8 thoughts on “Burning The Ships””

  1. It’s the way the left usually work. First you create a problem, then you come in with your new, improved solution to the problem… which, oddly, is never to remove what you originally did to create it.

    So, yes, Obamacare will destroy the healthcare industry. But, no problem, we’ll just eliminate the whole tiresome private sector nonsense, and the government will run everything, and it will all be just lovely.

    1. “But, no problem, we’ll just eliminate the whole tiresome private sector nonsense, and the government will run everything, and it will all be just lovely.”

      Certainly the stated goal of Obama and other Dems with regard to health insurance.

      1. I don’t know if this is widely known on either the Right or the Left, but this, I believe is something I gleaned from discussions over at McMegan (Megan McArdle).

        There is a lot of “socialism” that is privatized and always will be privatized.

        It is kind like the question, does the Army still build its own guns (OK, OK, this is my rifle, this is my “gun”, this one’s for shooting, this one’s for “fun” — heard that one from the retired MP who ran the rental counter where I took GA training) at the Springfield Arsenal or is this all contracted out to Armalite or Colt Industries or whoever?
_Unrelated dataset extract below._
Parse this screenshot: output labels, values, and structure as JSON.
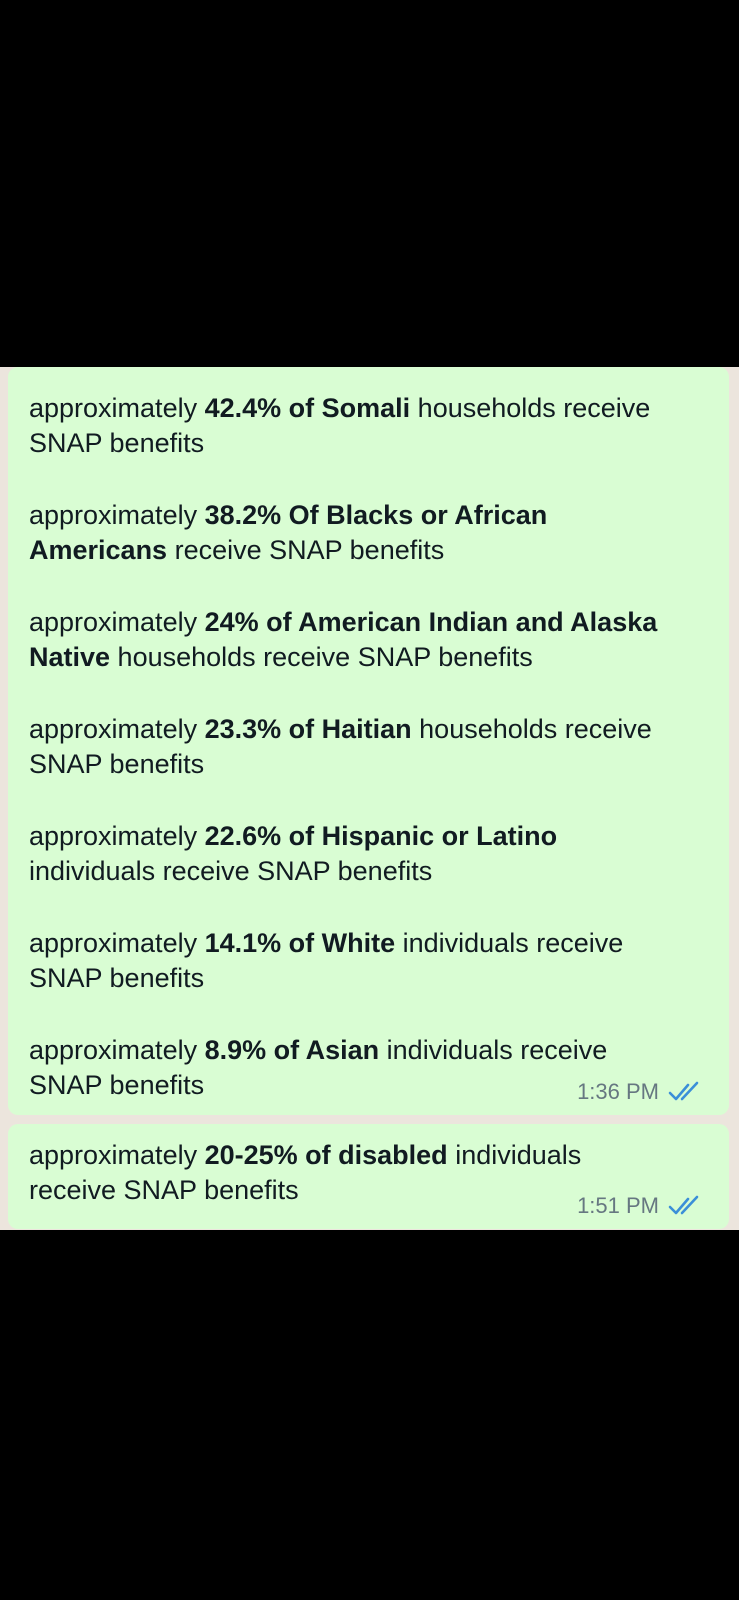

        I am told that Medicaid is essentially the 50 states with Federal backing, and that the states contract with private insurance companies “behind the scenes” to administer each of their state Medicaid programs. This entity called “CMS” has similar arrangements with Medicare?
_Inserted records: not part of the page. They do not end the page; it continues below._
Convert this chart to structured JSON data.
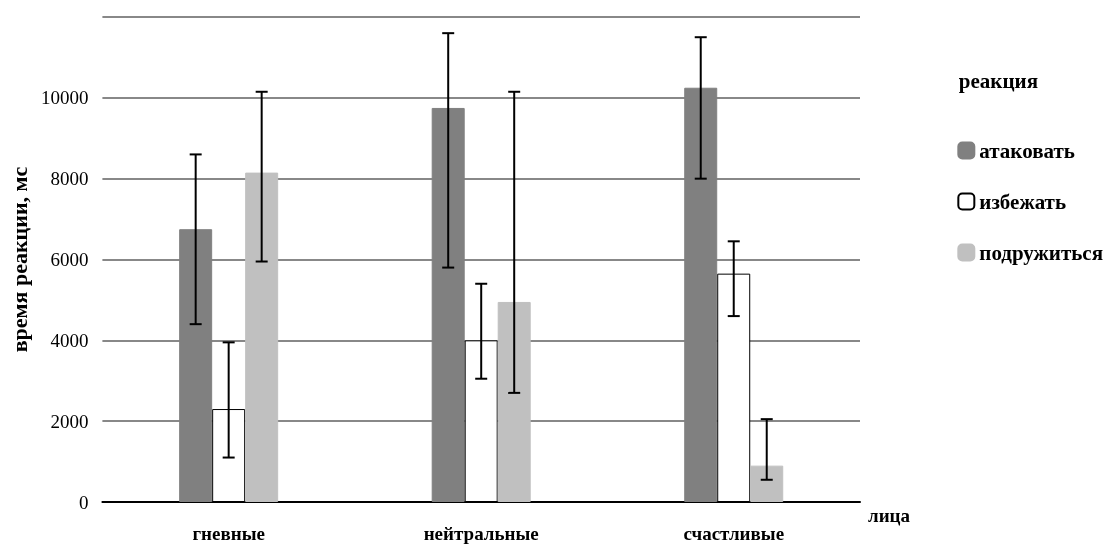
{
  "chart_data": {
    "type": "bar",
    "ylabel": "время реакции, мс",
    "xlabel": "лица",
    "legend_title": "реакция",
    "categories": [
      "гневные",
      "нейтральные",
      "счастливые"
    ],
    "series": [
      {
        "name": "атаковать",
        "color": "#808080",
        "values": [
          6750,
          9750,
          10250
        ],
        "errors": [
          [
            4400,
            8600
          ],
          [
            5800,
            11600
          ],
          [
            8000,
            11500
          ]
        ]
      },
      {
        "name": "избежать",
        "color": "#ffffff",
        "values": [
          2300,
          4000,
          5650
        ],
        "errors": [
          [
            1100,
            3950
          ],
          [
            3050,
            5400
          ],
          [
            4600,
            6450
          ]
        ]
      },
      {
        "name": "подружиться",
        "color": "#c0c0c0",
        "values": [
          8150,
          4950,
          900
        ],
        "errors": [
          [
            5950,
            10150
          ],
          [
            2700,
            10150
          ],
          [
            550,
            2050
          ]
        ]
      }
    ],
    "ylim": [
      0,
      12000
    ],
    "yticks": [
      0,
      2000,
      4000,
      6000,
      8000,
      10000,
      {
        "value": 12000,
        "label": null
      }
    ],
    "grid": "y",
    "legend": "right"
  }
}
        There is a lot of “stuff” from the Left that the George W Bush Medicare D was a “sellout to the insurance and drug companies”, but any medical plan will involve the drug companies as the FDA is not going to set up shop manufacturing pills any time soon. Similarly, were we to go with “single payer”, I am sure some insurance companies will be involved as intermediaries surely as modern weapons are made by private companies and not by government arsenals.

        So it is almost a certainty that U.S. socialism will take the Fascist model, that is, cooperation between government and business contractors and goods and services rather than the Communisit model, i.e., the “design bureaus.”
        The thing to remember is that Big Capitalism will always be comfortable with the slide-to-socialism because they are not going to be “taken over” and they will always get their cut. I think that is the thing that we are always forgetting, and something that I have been slow to “get”, why Wall Street and Silicon Valley were so comfortable with Mr. Obama. Kind of like Krupp and I.G. Farben being comfortable with . . . well, you get the idea . . .
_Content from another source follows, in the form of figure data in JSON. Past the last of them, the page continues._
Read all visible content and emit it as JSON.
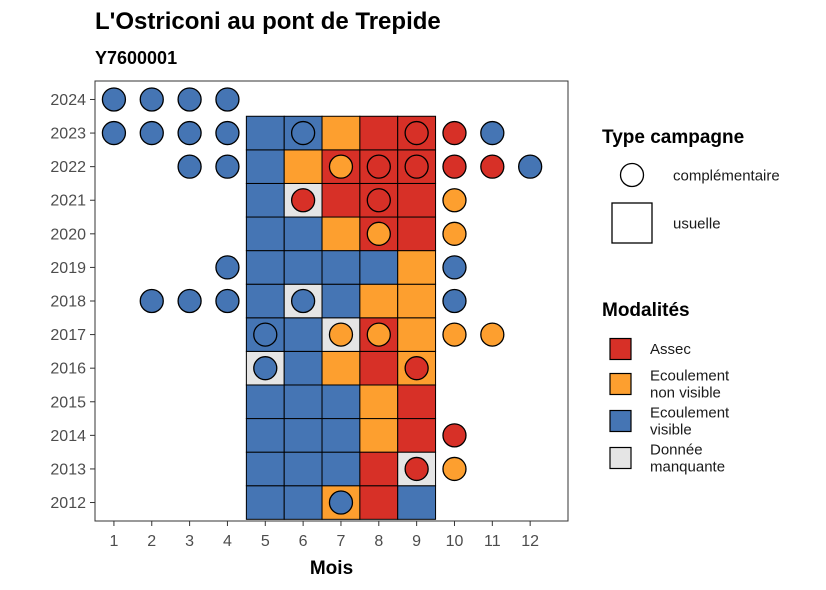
{
  "title": "L'Ostriconi au pont de Trepide",
  "subtitle": "Y7600001",
  "chart_data": {
    "type": "heatmap",
    "xlabel": "Mois",
    "x_ticks": [
      1,
      2,
      3,
      4,
      5,
      6,
      7,
      8,
      9,
      10,
      11,
      12
    ],
    "y_ticks": [
      2012,
      2013,
      2014,
      2015,
      2016,
      2017,
      2018,
      2019,
      2020,
      2021,
      2022,
      2023,
      2024
    ],
    "xlim": [
      0.5,
      13.0
    ],
    "ylim": [
      2011.45,
      2024.55
    ],
    "grid": false,
    "legend_position": "right",
    "categories": {
      "A": {
        "label": "Assec",
        "color": "#d73027"
      },
      "N": {
        "label": "Ecoulement non visible",
        "color": "#fd9f2f"
      },
      "V": {
        "label": "Ecoulement visible",
        "color": "#4575b4"
      },
      "M": {
        "label": "Donnée manquante",
        "color": "#e5e5e5"
      }
    },
    "campaign_types": {
      "complementaire": {
        "label": "complémentaire",
        "shape": "circle"
      },
      "usuelle": {
        "label": "usuelle",
        "shape": "square"
      }
    },
    "usuelle": [
      {
        "year": 2012,
        "months": {
          "5": "V",
          "6": "V",
          "7": "N",
          "8": "A",
          "9": "V"
        }
      },
      {
        "year": 2013,
        "months": {
          "5": "V",
          "6": "V",
          "7": "V",
          "8": "A",
          "9": "M"
        }
      },
      {
        "year": 2014,
        "months": {
          "5": "V",
          "6": "V",
          "7": "V",
          "8": "N",
          "9": "A"
        }
      },
      {
        "year": 2015,
        "months": {
          "5": "V",
          "6": "V",
          "7": "V",
          "8": "N",
          "9": "A"
        }
      },
      {
        "year": 2016,
        "months": {
          "5": "M",
          "6": "V",
          "7": "N",
          "8": "A",
          "9": "N"
        }
      },
      {
        "year": 2017,
        "months": {
          "5": "V",
          "6": "V",
          "7": "M",
          "8": "A",
          "9": "N"
        }
      },
      {
        "year": 2018,
        "months": {
          "5": "V",
          "6": "M",
          "7": "V",
          "8": "N",
          "9": "N"
        }
      },
      {
        "year": 2019,
        "months": {
          "5": "V",
          "6": "V",
          "7": "V",
          "8": "V",
          "9": "N"
        }
      },
      {
        "year": 2020,
        "months": {
          "5": "V",
          "6": "V",
          "7": "N",
          "8": "A",
          "9": "A"
        }
      },
      {
        "year": 2021,
        "months": {
          "5": "V",
          "6": "M",
          "7": "A",
          "8": "A",
          "9": "A"
        }
      },
      {
        "year": 2022,
        "months": {
          "5": "V",
          "6": "N",
          "7": "A",
          "8": "A",
          "9": "A"
        }
      },
      {
        "year": 2023,
        "months": {
          "5": "V",
          "6": "V",
          "7": "N",
          "8": "A",
          "9": "A"
        }
      }
    ],
    "complementaire": [
      {
        "year": 2024,
        "months": {
          "1": "V",
          "2": "V",
          "3": "V",
          "4": "V"
        }
      },
      {
        "year": 2023,
        "months": {
          "1": "V",
          "2": "V",
          "3": "V",
          "4": "V",
          "6": "V",
          "9": "A",
          "10": "A",
          "11": "V"
        }
      },
      {
        "year": 2022,
        "months": {
          "3": "V",
          "4": "V",
          "7": "N",
          "8": "A",
          "9": "A",
          "10": "A",
          "11": "A",
          "12": "V"
        }
      },
      {
        "year": 2021,
        "months": {
          "6": "A",
          "8": "A",
          "10": "N"
        }
      },
      {
        "year": 2020,
        "months": {
          "8": "N",
          "10": "N"
        }
      },
      {
        "year": 2019,
        "months": {
          "4": "V",
          "10": "V"
        }
      },
      {
        "year": 2018,
        "months": {
          "2": "V",
          "3": "V",
          "4": "V",
          "6": "V",
          "10": "V"
        }
      },
      {
        "year": 2017,
        "months": {
          "5": "V",
          "7": "N",
          "8": "N",
          "10": "N",
          "11": "N"
        }
      },
      {
        "year": 2016,
        "months": {
          "5": "V",
          "9": "A"
        }
      },
      {
        "year": 2014,
        "months": {
          "10": "A"
        }
      },
      {
        "year": 2013,
        "months": {
          "9": "A",
          "10": "N"
        }
      },
      {
        "year": 2012,
        "months": {
          "7": "V"
        }
      }
    ]
  },
  "legend": {
    "type_title": "Type campagne",
    "type_items": [
      {
        "shape": "circle",
        "label": "complémentaire"
      },
      {
        "shape": "square",
        "label": "usuelle"
      }
    ],
    "mod_title": "Modalités",
    "mod_items": [
      {
        "key": "A",
        "lines": [
          "Assec"
        ]
      },
      {
        "key": "N",
        "lines": [
          "Ecoulement",
          "non visible"
        ]
      },
      {
        "key": "V",
        "lines": [
          "Ecoulement",
          "visible"
        ]
      },
      {
        "key": "M",
        "lines": [
          "Donnée",
          "manquante"
        ]
      }
    ]
  }
}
        1. It’s not just America. The brilliant wheeze of the last Labour government in the UK, when they discovered the National Health Service hospitals were run down and renovations were unaffordable, was to get private companies to build and maintain hospitals and the government would effectively just rent them while claiming they’d massively improved the NHS. Which wouldn’t have been a bad idea, except they were spending other people’s money, so they agreed to contracts where they end up paying $500 for someone to come in to change a light bulb.

          A huge amount of the ‘private sector’ in most developed nations is almost entirely dependant on taxes for its income and should really be considered part of the public sector. As you say, this is why there’s so much ‘private sector’ support for socialism.

    2. Yes, because despite the fact that every one of the big government operated health care programs suck like a black hole, we can trust them to get it right when they’re in control of everything.

      “Hey Rocky, watch me pull a rabbit out of my hat!”
      “But that trick never works.”

  2. The Cortes expedition was *not* mounted from Spain, but rather, from Cuba. It wasn’t even planned from Spain, and he had been in the Caribbean for fifteen years when he left Cuba. Bad history like “Hernán Cortés landed in what is now Mexico from Spain, after the long and arduous ocean journey typical of the early 16th Century” is the sort of thing that irritates the heck out of me. If a pundit like McLaughlin is going to use history as a cudgel, he needs to get his basic facts straight. It’s the sort of thing that signals a Gell-Mann Amnesia warning – what else in his article is likewise ill-researched or mis-edited?